After nine years the Greeks pretended that they were going to give up the struggle and sail away to their homes. They built a huge wooden horse to leave as a peace offering, telling the Trojans that it was a gift for them to offer to their gods. The Trojans were only too willing to think that the Greeks were giving up the fight. They would not listen to the princess Cassandra, who warned them of danger, saying, “I fear the Greeks, even when they bring gifts.” In spite of her words the city fathers accepted the strange present and trundled the big horse within their walls. That night some Greek soldiers who were hidden inside the hollow wooden figure jumped out of their hiding place, opened the six gates of Troy, and let in the Grecian army. The great warriors waiting outside swarmed in and soon captured the city.
Helen, the stolen queen, sailed back home and lived there in her little Grecian kingdom for many years after her rescue by her royal husband and his brother, another king, with the help of the Greek heroes and the gods who sided with them.
Among the Greeks who fought at Troy was Ulysses. His journeyings on the way from Troy to Ithaca, the rocky island where he was king, form a wonder story of ancient life and travel. Ulysses’ ships were driven about to many strange places. First he came to the land of the lotus eaters, where some of his men ate the lotus flowers and forgot their homes and friends. The rest of them came next to the country of the Cyclops, giant monsters with only one eye in the middle of their foreheads. The chief Cyclops caught the Greeks, shut them up in the cave where he kept his sheep, and ate two of them for his supper every day. Ulysses was clever enough to think of a way by which he and his men might escape. While the giant was out of the cave he sharpened a stake by burning it in the coals, and when the Cyclops fell asleep after his hearty supper, Ulysses and four of his men drove this sharp stake into his one eye, blinding him. Then the leader tied each of his men under one of the Cyclops’ sheep, and himself clung to the long hair beneath the largest ram. When the sheep crowded out of the cave the giant did not know that they were carrying his prisoners with them. Before he discovered the trick the Greeks were safe on their ship.
After another voyage, Ulysses and his men landed on the island of Circe, a beautiful witch who turned the men all into swine and made them stay with her a long time. But Apollo and Minerva helped Ulysses undo the spell of the charmer. Circe warned Ulysses against the Sirens, who would tempt them by their singing only to destroy them all, and against Scylla and Charybdis—a risky place for a ship to pass, between a great rock and a dangerous whirlpool.

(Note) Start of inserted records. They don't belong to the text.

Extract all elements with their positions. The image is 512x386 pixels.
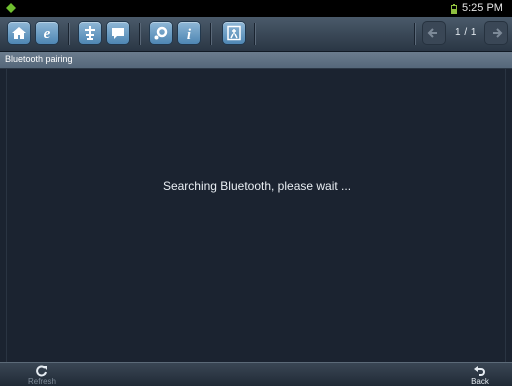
chat-button[interactable] [107, 22, 129, 44]
title-bar: Bluetooth pairing [0, 52, 512, 69]
back-arrow-icon [474, 366, 485, 376]
diagnosis-icon [85, 26, 95, 40]
content-panel: Searching Bluetooth, please wait ... [6, 69, 506, 362]
arrow-right-icon [493, 28, 503, 38]
refresh-icon [36, 365, 47, 377]
settings-button[interactable] [150, 22, 172, 44]
page-title: Bluetooth pairing [5, 54, 73, 64]
back-button[interactable]: Back [458, 363, 502, 386]
browser-button[interactable]: e [36, 22, 58, 44]
usb-debug-icon [6, 3, 16, 13]
next-page-button[interactable] [485, 22, 507, 44]
exit-button[interactable] [223, 22, 245, 44]
chat-icon [112, 28, 124, 39]
prev-page-button[interactable] [423, 22, 445, 44]
svg-text:e: e [44, 26, 51, 41]
battery-icon [451, 4, 457, 14]
settings-icon [154, 26, 168, 40]
toolbar: e i 1 / 1 [0, 17, 512, 52]
info-icon: i [187, 27, 192, 41]
browser-icon: e [44, 26, 51, 41]
refresh-button[interactable]: Refresh [20, 363, 64, 386]
svg-text:i: i [187, 27, 192, 41]
search-status-message: Searching Bluetooth, please wait ... [162, 179, 352, 193]
info-button[interactable]: i [178, 22, 200, 44]
page-indicator: 1 / 1 [455, 27, 477, 38]
home-button[interactable] [8, 22, 30, 44]
diagnosis-button[interactable] [79, 22, 101, 44]
home-icon [12, 27, 26, 39]
exit-icon [227, 25, 241, 41]
clock: 5:25 PM [462, 2, 503, 14]
status-bar: 5:25 PM [0, 0, 512, 17]
bottom-bar: Refresh Back [0, 362, 512, 386]
arrow-left-icon [427, 28, 437, 38]
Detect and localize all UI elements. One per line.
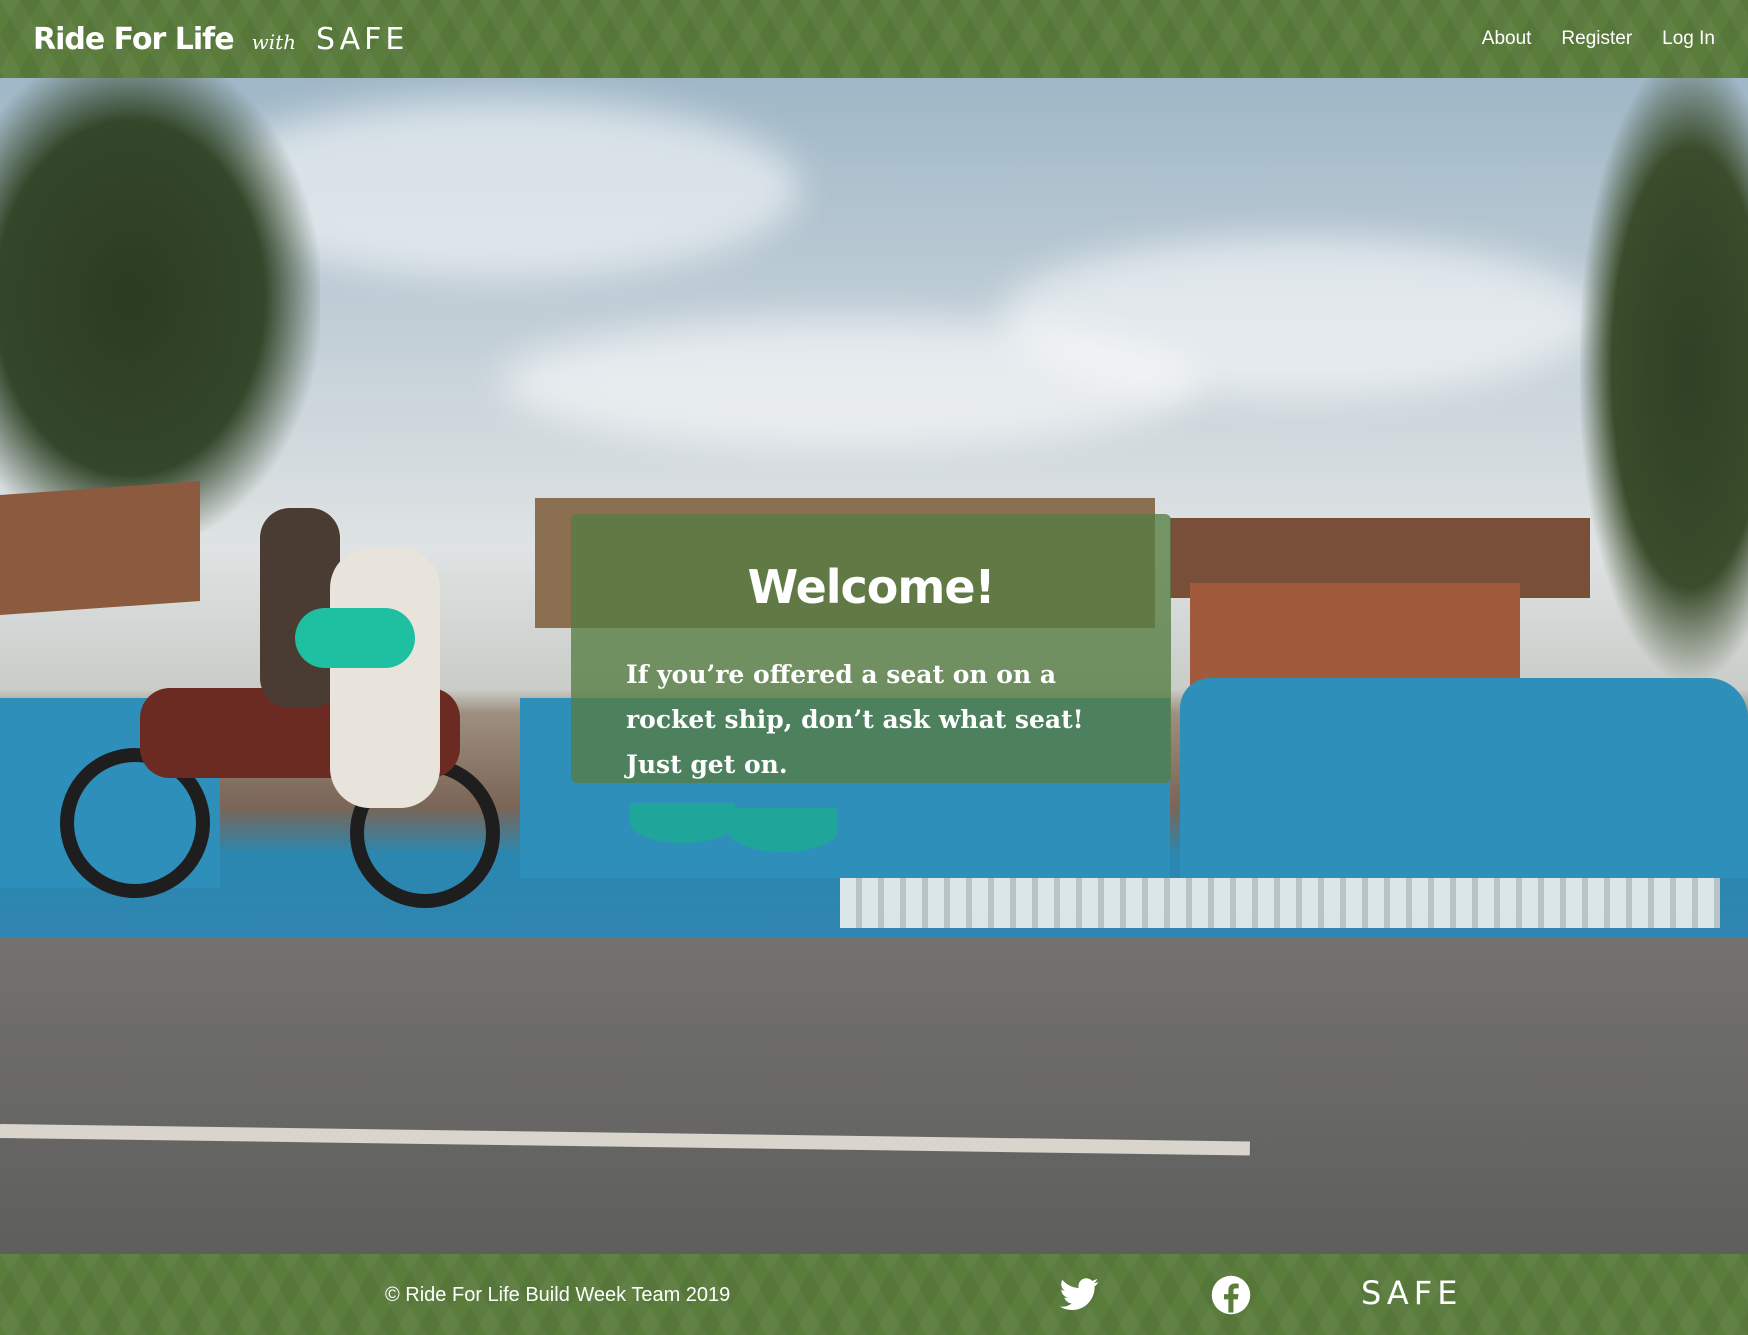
shoe-row [840,878,1720,928]
copyright-text: © Ride For Life Build Week Team 2019 [385,1284,731,1306]
welcome-quote: If you’re offered a seat on on a rocket … [626,660,1084,779]
passenger [330,548,440,808]
brand-title: Ride For Life [33,21,235,57]
motorbike-riders [60,508,540,968]
welcome-card: Welcome! If you’re offered a seat on on … [571,514,1171,783]
twitter-icon[interactable] [1058,1274,1100,1316]
welcome-title: Welcome! [747,560,995,614]
basin [728,808,838,852]
road [0,938,1748,1254]
basin [630,803,735,843]
nav-register-link[interactable]: Register [1561,28,1632,50]
brand-logo[interactable]: Ride For Life with SAFE [33,22,408,57]
rooftop [0,481,200,615]
green-bag [295,608,415,668]
brand-with: with [251,29,297,54]
site-header: Ride For Life with SAFE About Register L… [0,0,1748,78]
main-nav: About Register Log In [1482,28,1715,50]
site-footer: © Ride For Life Build Week Team 2019 SAF… [0,1254,1748,1335]
nav-login-link[interactable]: Log In [1662,28,1715,50]
safe-partner-logo[interactable]: SAFE [1361,1274,1462,1312]
blue-tarp [1180,678,1748,878]
facebook-icon[interactable] [1210,1274,1252,1316]
tree [1580,78,1748,678]
tree [0,78,320,548]
hero-background-photo: Welcome! If you’re offered a seat on on … [0,78,1748,1254]
cloud [500,318,1200,448]
nav-about-link[interactable]: About [1482,28,1532,50]
brand-partner-logo: SAFE [316,21,409,57]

The wife of Ulysses also was beset with many trials and dangers. She was surrounded by neighboring princes, each of whom wished to marry her and become king of Ithaca. She kept on with her weaving, putting these suitors off by telling them she would give them her answer when she finished her weaving—but each night she unraveled all the weaving she had done in the daytime.
During the twenty long years of Ulysses’ absence, Penelope’s young son grew to manhood and started out to find his father. He reached home, after a vain search, just at the time when Ulysses came back. The king of Ithaca was disguised by the goddess Minerva as an old beggar, so that no one recognized him but his good old dog.
Ulysses arrived at his palace at the very moment when, the suitors having become too urgent, Penelope brought out Ulysses’ bow and agreed to marry the man who could bend it and shoot an arrow through six rings placed in a long line, as her heroic husband had been known to do. The feeble looking beggar was allowed to look on while the princes tried frantically to win the hand and the throne of the fair Penelope. One after another failed in the desperate attempt. Then the seemingly aged stranger asked them to let him try to bend the great, stiff bow and shoot the heavy arrow. They laughed at and insulted him, but he took the bow, bent it with ease, and shot the long arrow straight through all the rings, just as Ulysses used to do.
Penelope gave a cry of joy, for she knew then that the stranger was none other than her long-lost husband. Ulysses’s disguise suddenly disappeared, and with his son’s aid he shot the impudent suitors who had tormented his wife all those years.
SOCRATES, THE “GRAND OLD MAN” OF GREECE
SOCRATES was the son of a sculptor of Athens in the days of Pericles, a ruler who encouraged art and culture and made his city famous for its learning and beauty. As a boy, Socrates was taught by his father to carve statues. Nearly a thousand years afterward, a traveler in Greece described a group of figures, called “The Graces,” carved by the youthful Socrates. But the young man was not satisfied with being a sculptor. While he was working at his carving, his active mind kept trying to find out the reason for everything.